I would have continued but my returns were decreasing as a few notes started defaulting. At this rate I would need only $500k invested to earn my $2,200/month from P2P lending.
P2P lending is expanding as lenders can now lend their money to real estate investors who are looking for lower percentage notes for their investments.
Passive Income: CD’s
Current CD’s aren’t even keeping up with inflation, last time I checked. But on a long enough time horizon, CD’s tend to keep up with inflation.
A CD which earns 2.8% annually could produce a passive income of $2,200/month with around $1M invested. Probably the most inefficient of most investment options currently, depending on your risk profile.
Work/Business Expenses – $630
My legal fees were minimal, $480 for my lawyer’s time to deal with the medical board investigation. We had to sign their Stipulated Order and clarify a few issues.
The rest was spent on various subscriptions and services I use for my blog and other personal websites.

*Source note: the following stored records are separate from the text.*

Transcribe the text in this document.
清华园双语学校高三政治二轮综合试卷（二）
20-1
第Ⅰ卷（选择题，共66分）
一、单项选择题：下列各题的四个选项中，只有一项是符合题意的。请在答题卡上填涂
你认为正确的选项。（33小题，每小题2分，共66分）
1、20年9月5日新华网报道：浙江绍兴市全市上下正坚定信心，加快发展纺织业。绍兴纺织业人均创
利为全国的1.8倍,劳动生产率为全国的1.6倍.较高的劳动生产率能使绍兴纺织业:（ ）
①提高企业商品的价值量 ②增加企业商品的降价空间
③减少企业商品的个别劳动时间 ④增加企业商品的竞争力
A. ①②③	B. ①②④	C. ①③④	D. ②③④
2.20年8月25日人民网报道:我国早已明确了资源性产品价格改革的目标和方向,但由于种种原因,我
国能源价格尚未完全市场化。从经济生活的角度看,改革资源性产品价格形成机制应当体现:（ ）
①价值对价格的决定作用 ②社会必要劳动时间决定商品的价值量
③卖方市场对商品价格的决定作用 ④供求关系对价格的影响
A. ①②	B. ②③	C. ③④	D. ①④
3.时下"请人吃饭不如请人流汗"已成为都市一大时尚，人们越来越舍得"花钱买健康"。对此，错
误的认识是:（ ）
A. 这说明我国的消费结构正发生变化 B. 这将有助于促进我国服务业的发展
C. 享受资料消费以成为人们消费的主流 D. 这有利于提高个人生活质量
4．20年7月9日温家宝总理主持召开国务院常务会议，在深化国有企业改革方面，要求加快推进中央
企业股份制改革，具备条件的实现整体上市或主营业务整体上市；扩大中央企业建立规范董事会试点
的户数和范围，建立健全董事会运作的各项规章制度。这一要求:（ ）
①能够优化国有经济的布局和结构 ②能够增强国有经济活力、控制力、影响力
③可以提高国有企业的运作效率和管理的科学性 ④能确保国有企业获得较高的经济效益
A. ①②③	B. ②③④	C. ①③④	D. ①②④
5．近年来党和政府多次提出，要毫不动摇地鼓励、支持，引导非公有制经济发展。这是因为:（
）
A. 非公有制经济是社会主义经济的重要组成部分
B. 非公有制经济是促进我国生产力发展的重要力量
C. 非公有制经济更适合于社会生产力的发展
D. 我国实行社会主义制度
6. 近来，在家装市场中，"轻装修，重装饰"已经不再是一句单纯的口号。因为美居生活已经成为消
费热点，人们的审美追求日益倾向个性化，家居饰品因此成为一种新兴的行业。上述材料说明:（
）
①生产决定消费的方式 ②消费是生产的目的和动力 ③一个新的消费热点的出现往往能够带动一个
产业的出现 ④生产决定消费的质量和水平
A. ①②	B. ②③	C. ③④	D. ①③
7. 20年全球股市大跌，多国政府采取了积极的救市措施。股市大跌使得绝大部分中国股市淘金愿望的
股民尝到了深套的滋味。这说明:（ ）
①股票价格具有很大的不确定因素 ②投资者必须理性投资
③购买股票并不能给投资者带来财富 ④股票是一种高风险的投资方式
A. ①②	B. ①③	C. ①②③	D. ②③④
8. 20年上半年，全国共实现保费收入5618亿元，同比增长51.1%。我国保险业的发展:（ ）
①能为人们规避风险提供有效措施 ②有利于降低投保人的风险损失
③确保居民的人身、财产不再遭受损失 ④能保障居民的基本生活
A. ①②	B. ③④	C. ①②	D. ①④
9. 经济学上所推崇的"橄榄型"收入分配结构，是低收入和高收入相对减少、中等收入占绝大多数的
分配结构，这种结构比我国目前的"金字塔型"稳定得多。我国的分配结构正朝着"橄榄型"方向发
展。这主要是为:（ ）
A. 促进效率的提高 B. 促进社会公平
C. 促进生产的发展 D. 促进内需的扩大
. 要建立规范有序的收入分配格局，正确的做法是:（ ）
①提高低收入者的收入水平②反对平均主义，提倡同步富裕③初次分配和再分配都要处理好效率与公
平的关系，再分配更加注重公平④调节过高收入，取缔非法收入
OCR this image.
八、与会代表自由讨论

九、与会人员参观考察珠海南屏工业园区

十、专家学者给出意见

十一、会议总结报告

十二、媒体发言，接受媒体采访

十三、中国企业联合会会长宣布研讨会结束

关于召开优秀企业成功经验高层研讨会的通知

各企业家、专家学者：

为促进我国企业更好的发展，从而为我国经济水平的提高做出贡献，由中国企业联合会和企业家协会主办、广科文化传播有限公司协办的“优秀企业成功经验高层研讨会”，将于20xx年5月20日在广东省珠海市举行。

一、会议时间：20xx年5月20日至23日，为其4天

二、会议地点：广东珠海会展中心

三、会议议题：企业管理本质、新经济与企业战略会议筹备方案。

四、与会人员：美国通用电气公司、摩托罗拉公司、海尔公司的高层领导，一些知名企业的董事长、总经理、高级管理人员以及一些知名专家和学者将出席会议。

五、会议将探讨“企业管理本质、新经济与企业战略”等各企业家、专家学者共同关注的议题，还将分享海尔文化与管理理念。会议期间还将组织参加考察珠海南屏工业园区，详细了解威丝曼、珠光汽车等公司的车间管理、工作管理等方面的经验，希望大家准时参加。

One way I look at this spending is that if I wasn’t working then I wouldn’t have these expenses. So if my income was purely passive from investment income then my spending would drop.
Groceries – $385
Spending nearly $400/month on groceries is quite a lot of money. What can I say, I pamper myself. Hopefully this spending will be less in Spain.
It’s always the prepared items that set me back a lot. Hummus, vegan sausages, condiments, and bread.
Housing – $172
I haven’t had any major repairs on my condo. The utilities are cheap which leaves me with only HOA and property taxes.
The main expense is $172/month for my HOA dues. I don’t include property taxes in my monthly expense reports because I pay it once a year. It comes out to around $2,000/year.
My hot water valve stopped working this month but I managed to fix it myself, saving on plumber expenses.
To have a take-home of $2,200/month from telemedicine I would need to earn around $2,500/month of income. This is assuming I set nothing aside.
I would need to see 110 patients for the month at $23/patient. Most telemedicine companies pay that much per patient visit.
Or I could answer 166 JustAnswer questions. The average question earns me a little over $15.
I haven’t started my Nexus chart reviews. At $75/chart I would need to do 33 chart reviews per month.
Value of Budgeting
I wrote in a recent post that I haven’t budgeted much over the past 1-2 years. It is so much easier to not budget and spend freely whenever the urge arises.
The downside is that after a while you start feeling a little fragile. You worry that you’ll lose your budgeting skills which would mean having to increase your investments and savings in order to cover the excess. This is the lifestyle creep that people refer to.
As always, as soon as I start budgeting I fall right back into the groove. It doesn’t feel like I’m sacrificing anything or losing out on anything. It’s like brushing my teeth, I don’t want to deal with the consequences of not doing it.
Oversaving For Retirement
I am not sure if there is a way to never having to budget. Definitely not an option for me because I’m a greedy little fucker. The more money I have, the more I spend.
My friend V. can’t fathom spending even $3k/month, she wouldn’t know what to spend on. Not me. Give me $100k/month and I could blow through it in a week.
One way to decrease the amount of budgeting you have to do is to oversave for retirement. Even if your basic household spending is $3k, invest and save enough to allow for $6k, etc.
The problem is that our tax code is progressive. And seeing more patients means more risk, also rising exponentially.
Aiming for $2M instead of $1M requires quite a bit more time and quite a bit more effort. I would rather spend my time on this earth doing things I enjoy rather than working full-time doing medicine.